I was her favorite. My stomach turned. I said, “How long have you known her?”
“Four years,” he said, looking shyly at his feet, as if I’d asked him how long he’d loved her. Maybe I had. He added, “But we only mit—meet? Is more correct?” I nodded, and he continued: “I hev meet her for the first time two months ago. Before thet … no, that. Before that, I only speak to her in my head. You understand.”
“I do,” I said, but I was silently calculating. Four years meant soon after I’d locked her avatar in the Wee Cottage and shut her out of my mind. She hadn’t stayed lonely long. “How did she find you four years ago?”
Ingar hefted his bulky frame onto the bureau-top bed and beamed. “She sees me the way she sees us all: through the Eye of Heaven, with the helpink of the Saints.”

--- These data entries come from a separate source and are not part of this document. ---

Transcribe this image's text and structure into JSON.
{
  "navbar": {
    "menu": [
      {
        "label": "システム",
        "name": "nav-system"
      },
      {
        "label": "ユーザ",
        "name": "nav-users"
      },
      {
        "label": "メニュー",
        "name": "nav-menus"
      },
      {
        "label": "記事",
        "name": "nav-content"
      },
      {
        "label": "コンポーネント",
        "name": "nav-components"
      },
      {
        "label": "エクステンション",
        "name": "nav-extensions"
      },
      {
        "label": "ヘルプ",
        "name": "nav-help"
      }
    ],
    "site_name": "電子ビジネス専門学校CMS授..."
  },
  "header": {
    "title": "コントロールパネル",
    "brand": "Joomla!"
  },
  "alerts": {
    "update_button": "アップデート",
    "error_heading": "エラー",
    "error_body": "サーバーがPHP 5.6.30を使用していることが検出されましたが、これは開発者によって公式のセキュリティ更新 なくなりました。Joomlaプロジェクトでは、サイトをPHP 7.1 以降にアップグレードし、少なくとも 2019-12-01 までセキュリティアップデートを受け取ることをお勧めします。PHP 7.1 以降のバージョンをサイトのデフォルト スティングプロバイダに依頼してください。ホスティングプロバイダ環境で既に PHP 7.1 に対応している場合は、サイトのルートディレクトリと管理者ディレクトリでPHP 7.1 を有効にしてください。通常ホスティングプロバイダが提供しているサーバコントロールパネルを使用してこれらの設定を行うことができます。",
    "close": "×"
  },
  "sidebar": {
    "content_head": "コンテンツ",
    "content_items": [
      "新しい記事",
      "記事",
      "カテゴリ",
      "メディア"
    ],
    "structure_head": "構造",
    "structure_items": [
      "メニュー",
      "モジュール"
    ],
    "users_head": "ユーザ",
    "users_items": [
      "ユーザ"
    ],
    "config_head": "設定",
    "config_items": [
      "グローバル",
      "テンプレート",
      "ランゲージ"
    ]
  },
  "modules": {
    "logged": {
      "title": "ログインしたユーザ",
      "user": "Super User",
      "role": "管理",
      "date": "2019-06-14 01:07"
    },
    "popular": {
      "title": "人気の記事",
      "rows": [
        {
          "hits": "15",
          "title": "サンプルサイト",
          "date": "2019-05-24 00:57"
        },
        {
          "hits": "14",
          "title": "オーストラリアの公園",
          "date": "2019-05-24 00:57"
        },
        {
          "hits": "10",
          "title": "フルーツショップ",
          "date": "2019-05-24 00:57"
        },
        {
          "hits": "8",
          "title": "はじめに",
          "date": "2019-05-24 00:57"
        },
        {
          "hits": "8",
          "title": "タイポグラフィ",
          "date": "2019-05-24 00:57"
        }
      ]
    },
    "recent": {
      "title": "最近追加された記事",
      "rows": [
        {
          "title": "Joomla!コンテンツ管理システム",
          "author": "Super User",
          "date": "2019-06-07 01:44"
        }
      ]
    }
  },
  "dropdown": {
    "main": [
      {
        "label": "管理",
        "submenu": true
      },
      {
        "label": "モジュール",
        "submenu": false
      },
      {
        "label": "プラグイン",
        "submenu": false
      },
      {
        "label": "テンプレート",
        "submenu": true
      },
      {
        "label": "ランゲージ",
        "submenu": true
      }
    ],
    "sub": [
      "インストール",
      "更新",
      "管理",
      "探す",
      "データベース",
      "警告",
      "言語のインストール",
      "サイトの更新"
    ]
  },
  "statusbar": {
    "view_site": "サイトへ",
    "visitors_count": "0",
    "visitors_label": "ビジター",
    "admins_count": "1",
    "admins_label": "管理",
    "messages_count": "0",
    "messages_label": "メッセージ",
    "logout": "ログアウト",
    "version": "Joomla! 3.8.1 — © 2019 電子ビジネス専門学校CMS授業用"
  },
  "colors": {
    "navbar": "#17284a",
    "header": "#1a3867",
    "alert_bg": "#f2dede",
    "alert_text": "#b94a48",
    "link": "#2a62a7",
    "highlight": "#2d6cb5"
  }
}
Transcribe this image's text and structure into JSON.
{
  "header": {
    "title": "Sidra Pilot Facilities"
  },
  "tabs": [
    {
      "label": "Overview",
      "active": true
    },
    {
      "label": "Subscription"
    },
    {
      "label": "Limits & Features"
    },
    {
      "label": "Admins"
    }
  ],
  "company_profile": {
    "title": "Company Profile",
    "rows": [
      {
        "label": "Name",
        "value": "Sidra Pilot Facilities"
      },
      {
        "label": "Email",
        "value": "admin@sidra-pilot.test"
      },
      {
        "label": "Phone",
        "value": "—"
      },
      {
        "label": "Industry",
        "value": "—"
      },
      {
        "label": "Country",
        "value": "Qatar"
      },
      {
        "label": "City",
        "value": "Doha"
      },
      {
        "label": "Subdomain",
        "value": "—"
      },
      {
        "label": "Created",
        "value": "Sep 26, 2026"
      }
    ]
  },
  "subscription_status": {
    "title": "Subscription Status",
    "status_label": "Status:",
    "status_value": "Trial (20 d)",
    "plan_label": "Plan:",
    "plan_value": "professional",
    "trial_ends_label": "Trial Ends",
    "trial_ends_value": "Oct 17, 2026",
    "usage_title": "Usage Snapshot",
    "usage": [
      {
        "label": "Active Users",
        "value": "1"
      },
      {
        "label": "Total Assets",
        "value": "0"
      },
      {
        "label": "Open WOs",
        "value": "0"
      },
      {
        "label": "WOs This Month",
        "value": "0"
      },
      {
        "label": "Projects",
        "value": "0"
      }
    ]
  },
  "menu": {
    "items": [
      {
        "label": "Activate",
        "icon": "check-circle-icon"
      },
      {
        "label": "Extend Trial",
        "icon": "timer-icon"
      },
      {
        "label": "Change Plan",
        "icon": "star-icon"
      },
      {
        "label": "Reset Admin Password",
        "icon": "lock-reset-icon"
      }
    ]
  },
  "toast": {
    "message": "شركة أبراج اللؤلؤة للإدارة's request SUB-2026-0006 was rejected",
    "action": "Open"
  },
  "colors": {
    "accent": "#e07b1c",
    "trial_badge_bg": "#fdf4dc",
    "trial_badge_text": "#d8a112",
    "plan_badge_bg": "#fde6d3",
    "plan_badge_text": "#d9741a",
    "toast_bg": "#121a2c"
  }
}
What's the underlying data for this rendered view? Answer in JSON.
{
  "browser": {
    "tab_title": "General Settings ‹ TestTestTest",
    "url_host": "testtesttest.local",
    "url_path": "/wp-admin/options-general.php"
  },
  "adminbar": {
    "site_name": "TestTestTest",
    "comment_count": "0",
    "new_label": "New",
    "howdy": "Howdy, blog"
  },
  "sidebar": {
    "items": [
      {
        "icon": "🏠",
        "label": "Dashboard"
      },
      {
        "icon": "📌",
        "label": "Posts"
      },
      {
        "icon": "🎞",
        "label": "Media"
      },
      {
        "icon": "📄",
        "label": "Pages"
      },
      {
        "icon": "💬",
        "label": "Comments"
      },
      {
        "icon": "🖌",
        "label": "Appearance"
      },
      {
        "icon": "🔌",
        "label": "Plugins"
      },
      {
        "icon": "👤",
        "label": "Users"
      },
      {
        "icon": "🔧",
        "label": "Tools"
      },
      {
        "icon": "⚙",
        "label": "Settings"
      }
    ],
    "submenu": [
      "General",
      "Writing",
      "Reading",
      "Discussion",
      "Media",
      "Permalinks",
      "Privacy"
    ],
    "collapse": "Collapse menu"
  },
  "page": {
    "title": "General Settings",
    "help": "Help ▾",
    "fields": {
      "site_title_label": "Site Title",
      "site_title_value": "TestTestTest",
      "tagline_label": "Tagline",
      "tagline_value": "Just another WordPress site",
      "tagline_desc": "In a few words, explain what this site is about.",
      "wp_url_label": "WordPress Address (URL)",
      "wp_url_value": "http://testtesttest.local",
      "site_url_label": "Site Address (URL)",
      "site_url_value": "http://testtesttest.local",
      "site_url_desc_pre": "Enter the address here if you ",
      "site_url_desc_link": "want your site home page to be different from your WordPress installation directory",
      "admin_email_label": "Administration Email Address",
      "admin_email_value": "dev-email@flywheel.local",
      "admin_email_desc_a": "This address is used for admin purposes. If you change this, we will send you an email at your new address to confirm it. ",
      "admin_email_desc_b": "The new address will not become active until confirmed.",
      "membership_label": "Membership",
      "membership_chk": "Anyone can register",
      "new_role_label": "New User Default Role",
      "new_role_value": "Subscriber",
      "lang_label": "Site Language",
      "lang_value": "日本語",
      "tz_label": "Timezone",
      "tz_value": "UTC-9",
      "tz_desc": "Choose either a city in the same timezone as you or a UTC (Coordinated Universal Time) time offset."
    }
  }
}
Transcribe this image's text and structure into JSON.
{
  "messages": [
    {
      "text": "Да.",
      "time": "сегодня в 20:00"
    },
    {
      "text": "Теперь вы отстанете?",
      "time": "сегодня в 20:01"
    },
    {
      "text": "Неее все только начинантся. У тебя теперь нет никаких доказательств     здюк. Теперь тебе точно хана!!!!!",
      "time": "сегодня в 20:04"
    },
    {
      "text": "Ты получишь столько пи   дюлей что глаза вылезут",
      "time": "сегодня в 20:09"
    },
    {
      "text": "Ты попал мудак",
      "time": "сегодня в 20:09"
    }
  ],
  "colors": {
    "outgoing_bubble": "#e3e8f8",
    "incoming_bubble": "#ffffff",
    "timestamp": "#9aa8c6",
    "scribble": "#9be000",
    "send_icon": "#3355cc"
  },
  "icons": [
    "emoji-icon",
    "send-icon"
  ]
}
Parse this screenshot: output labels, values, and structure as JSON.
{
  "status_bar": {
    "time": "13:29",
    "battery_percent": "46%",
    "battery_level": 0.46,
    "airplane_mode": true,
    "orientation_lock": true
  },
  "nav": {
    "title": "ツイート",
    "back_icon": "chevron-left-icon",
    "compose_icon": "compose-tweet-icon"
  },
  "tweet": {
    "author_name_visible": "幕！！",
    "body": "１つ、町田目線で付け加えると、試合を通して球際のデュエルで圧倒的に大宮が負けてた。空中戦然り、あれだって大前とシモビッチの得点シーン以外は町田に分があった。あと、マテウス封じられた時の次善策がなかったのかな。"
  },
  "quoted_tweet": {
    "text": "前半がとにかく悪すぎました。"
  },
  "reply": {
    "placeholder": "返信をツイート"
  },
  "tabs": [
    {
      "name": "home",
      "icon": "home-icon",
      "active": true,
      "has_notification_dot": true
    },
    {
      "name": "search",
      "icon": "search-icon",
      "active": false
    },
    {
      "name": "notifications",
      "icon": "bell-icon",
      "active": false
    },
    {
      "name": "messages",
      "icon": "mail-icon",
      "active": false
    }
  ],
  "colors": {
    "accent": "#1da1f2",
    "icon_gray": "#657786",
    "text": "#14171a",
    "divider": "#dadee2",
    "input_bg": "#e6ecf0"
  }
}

That was uninformative. I tried to refine the question. “But what did she do once the Saints helped her find you? Did she just show up in your mind one day?”
He blinked. “I heared her voice. She saidt, ‘My friendt, you are not alone. Let me to come in. I am of your kindt, and we are blessed.’ ” He kissed a knuckle toward Heaven.
He’d heard her voice, then, and answered her. Could he have ignored it? If he’d said, No, don’t come in, would the reply itself have been enough to give her an opening? She’d implied that Dame Okra had been keeping her out successfully.
I said, “She said a mutual friend informed her of my travels. Who might that be?”
“One of the other helf-dragons? She holdts spiritual hands with six of us.”
I did some quick addition and couldn’t make it work. “Who?”
He counted off on his fingers. “Abdo, me—of course—eh, Gianni, Okra, Od Fredricka, and my countryman Lars.”
I clapped a hand to my mouth. The room was suddenly too small. I couldn’t breathe. “Excuse me,” I muttered, pushing past Ingar’s knees, heading for the cabin door.
“The ship is rocking too much,” he said cheerfully, miming it. “I understand.”
But he didn’t. I slammed the door in his face.